What is the most effective way of programmatically filling out an HTML form on a website, using data from a dataset (either CSV, JSON, or similar..) and then retrieving the results of that submitted form into another dataset? I would like to be able to do this multiple times, populating the form with different parameters each time, always retrieving those parameters from my input dataset.
I was reading about Selenium and HTMLUnit, which seem to do similar things. But they require installing dependencies and learning how to use them. Would it be overkill?

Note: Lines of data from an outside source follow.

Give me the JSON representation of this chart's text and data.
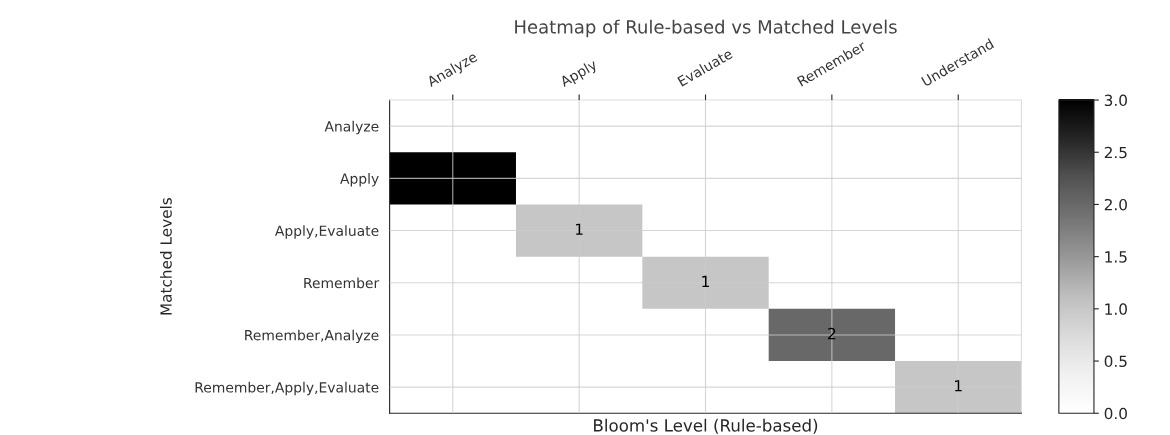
{
  "chart_data": {
    "type": "heatmap",
    "title": "Heatmap of Rule-based vs Matched Levels",
    "xlabel": "Bloom's Level (Rule-based)",
    "ylabel": "Matched Levels",
    "categories": [
      "Analyze",
      "Apply",
      "Evaluate",
      "Remember",
      "Understand"
    ],
    "y_categories": [
      "Analyze",
      "Apply",
      "Apply,Evaluate",
      "Remember",
      "Remember,Analyze",
      "Remember,Apply,Evaluate"
    ],
    "cells": [
      [
        null,
        null,
        null,
        null,
        null
      ],
      [
        3,
        null,
        null,
        null,
        null
      ],
      [
        null,
        1,
        null,
        null,
        null
      ],
      [
        null,
        null,
        1,
        null,
        null
      ],
      [
        null,
        null,
        null,
        2,
        null
      ],
      [
        null,
        null,
        null,
        null,
        1
      ]
    ],
    "cell_labels": [
      [
        null,
        null,
        null,
        null,
        null
      ],
      [
        null,
        null,
        null,
        null,
        null
      ],
      [
        null,
        "1",
        null,
        null,
        null
      ],
      [
        null,
        null,
        "1",
        null,
        null
      ],
      [
        null,
        null,
        null,
        "2",
        null
      ],
      [
        null,
        null,
        null,
        null,
        "1"
      ]
    ],
    "clim": [
      0,
      3
    ],
    "cticks": [
      {
        "value": 0,
        "label": "0.0"
      },
      0.5,
      {
        "value": 1,
        "label": "1.0"
      },
      1.5,
      {
        "value": 2,
        "label": "2.0"
      },
      2.5,
      {
        "value": 3,
        "label": "3.0"
      }
    ],
    "grid": true
  }
}
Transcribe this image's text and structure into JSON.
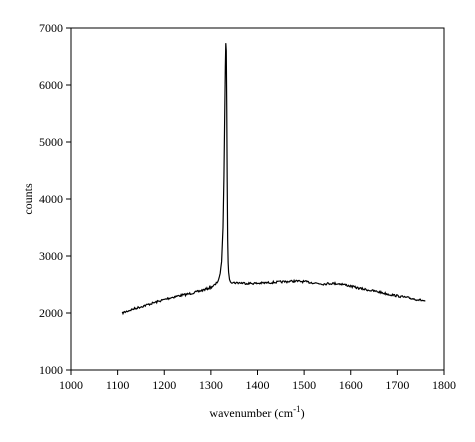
{
  "chart_data": {
    "type": "line",
    "title": "",
    "xlabel": "wavenumber (cm",
    "xlabel_superscript": "-1",
    "xlabel_suffix": ")",
    "ylabel": "counts",
    "xlim": [
      1000,
      1800
    ],
    "ylim": [
      1000,
      7000
    ],
    "xticks": [
      1000,
      1100,
      1200,
      1300,
      1400,
      1500,
      1600,
      1700,
      1800
    ],
    "yticks": [
      1000,
      2000,
      3000,
      4000,
      5000,
      6000,
      7000
    ],
    "grid": false,
    "legend": "none",
    "line_color": "#000000",
    "x": [
      1110,
      1130,
      1150,
      1170,
      1190,
      1210,
      1230,
      1250,
      1270,
      1290,
      1300,
      1310,
      1315,
      1320,
      1323,
      1326,
      1328,
      1330,
      1331,
      1332,
      1333,
      1334,
      1335,
      1336,
      1337,
      1338,
      1340,
      1342,
      1345,
      1350,
      1360,
      1380,
      1400,
      1420,
      1440,
      1460,
      1480,
      1500,
      1520,
      1540,
      1560,
      1580,
      1600,
      1620,
      1640,
      1660,
      1680,
      1700,
      1720,
      1740,
      1760
    ],
    "y": [
      2000,
      2060,
      2110,
      2160,
      2210,
      2260,
      2300,
      2330,
      2370,
      2420,
      2450,
      2500,
      2560,
      2680,
      2900,
      3500,
      4400,
      5700,
      6350,
      6720,
      6600,
      5600,
      4300,
      3300,
      2900,
      2700,
      2600,
      2560,
      2540,
      2530,
      2530,
      2520,
      2520,
      2530,
      2540,
      2550,
      2560,
      2550,
      2530,
      2510,
      2520,
      2510,
      2470,
      2430,
      2400,
      2370,
      2330,
      2300,
      2270,
      2240,
      2210
    ]
  }
}
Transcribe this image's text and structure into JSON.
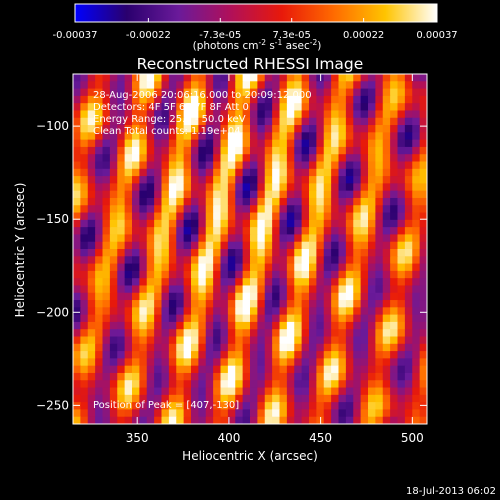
{
  "colorbar": {
    "tick_values": [
      -0.00037,
      -0.00022,
      -7.3e-05,
      7.3e-05,
      0.00022,
      0.00037
    ],
    "tick_labels": [
      "-0.00037",
      "-0.00022",
      "-7.3e-05",
      "7.3e-05",
      "0.00022",
      "0.00037"
    ],
    "range": [
      -0.00037,
      0.00037
    ],
    "unit_label_main": "(photons cm",
    "unit_exp1": "-2",
    "unit_mid": " s",
    "unit_exp2": "-1",
    "unit_tail": " asec",
    "unit_exp3": "-2",
    "unit_close": ")",
    "colormap": [
      "#0000ff",
      "#2a006e",
      "#6a1a9a",
      "#b0105a",
      "#e8190a",
      "#ff6a00",
      "#ffc400",
      "#ffffff"
    ]
  },
  "chart_data": {
    "type": "heatmap",
    "title": "Reconstructed RHESSI Image",
    "xlabel": "Heliocentric X (arcsec)",
    "ylabel": "Heliocentric Y (arcsec)",
    "xlim": [
      315,
      508
    ],
    "ylim": [
      -260,
      -72
    ],
    "xticks": [
      350,
      400,
      450,
      500
    ],
    "yticks": [
      -100,
      -150,
      -200,
      -250
    ],
    "xtick_labels": [
      "350",
      "400",
      "450",
      "500"
    ],
    "ytick_labels": [
      "−100",
      "−150",
      "−200",
      "−250"
    ],
    "annotations": [
      "28-Aug-2006 20:06:16.000 to 20:09:12.000",
      "Detectors: 4F 5F 6F 7F 8F  Att 0",
      "Energy Range: 25.0 - 50.0 keV",
      "Clean    Total counts: 1.19e+04"
    ],
    "peak_label": "Position of Peak = [407,-130]",
    "peak": [
      407,
      -130
    ],
    "colormap_note": "rhessi-style blue-purple-red-yellow-white"
  },
  "footer": {
    "timestamp": "18-Jul-2013 06:02"
  }
}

Is there an easier way to do this by maybe writing my own script?
I tried writing a php curl script, but this one doesn't generate the headers or cookies that the request requires, so I'm not able to retrieve anything.
<?php
/**
* Send a POST requst using cURL
* @param string $url to request
* @param array $post values to send
* @param array $options for cURL
* @return string
*/
function curl_post($url, array $post = NULL, array $options = array())
{
$defaults = array(
CURLOPT_POST => 1,
CURLOPT_HEADER => 0,
CURLOPT_URL => $url,
CURLOPT_FRESH_CONNECT => 1,
CURLOPT_RETURNTRANSFER => 1,
CURLOPT_FORBID_REUSE => 1,
CURLOPT_TIMEOUT => 4,
CURLOPT_POSTFIELDS => http_build_query($post)
);
$ch = curl_init();
curl_setopt_array($ch, ($options + $defaults));
if( ! $result = curl_exec($ch))
{
trigger_error(curl_error($ch));
}
curl_close($ch);
return $result;
}
?>
I'm not sure if that's the right approach.
Any tips/resources would be appreciated.
You can write this script in Selenium - it's just a browser driver, it will fill the form from the client side. If the page isn't very complicated, you can use library requests in Python and directly send POST data to the final page. Requests is a faster lib, and to write a script sending POST data you will need 5 mins of learning.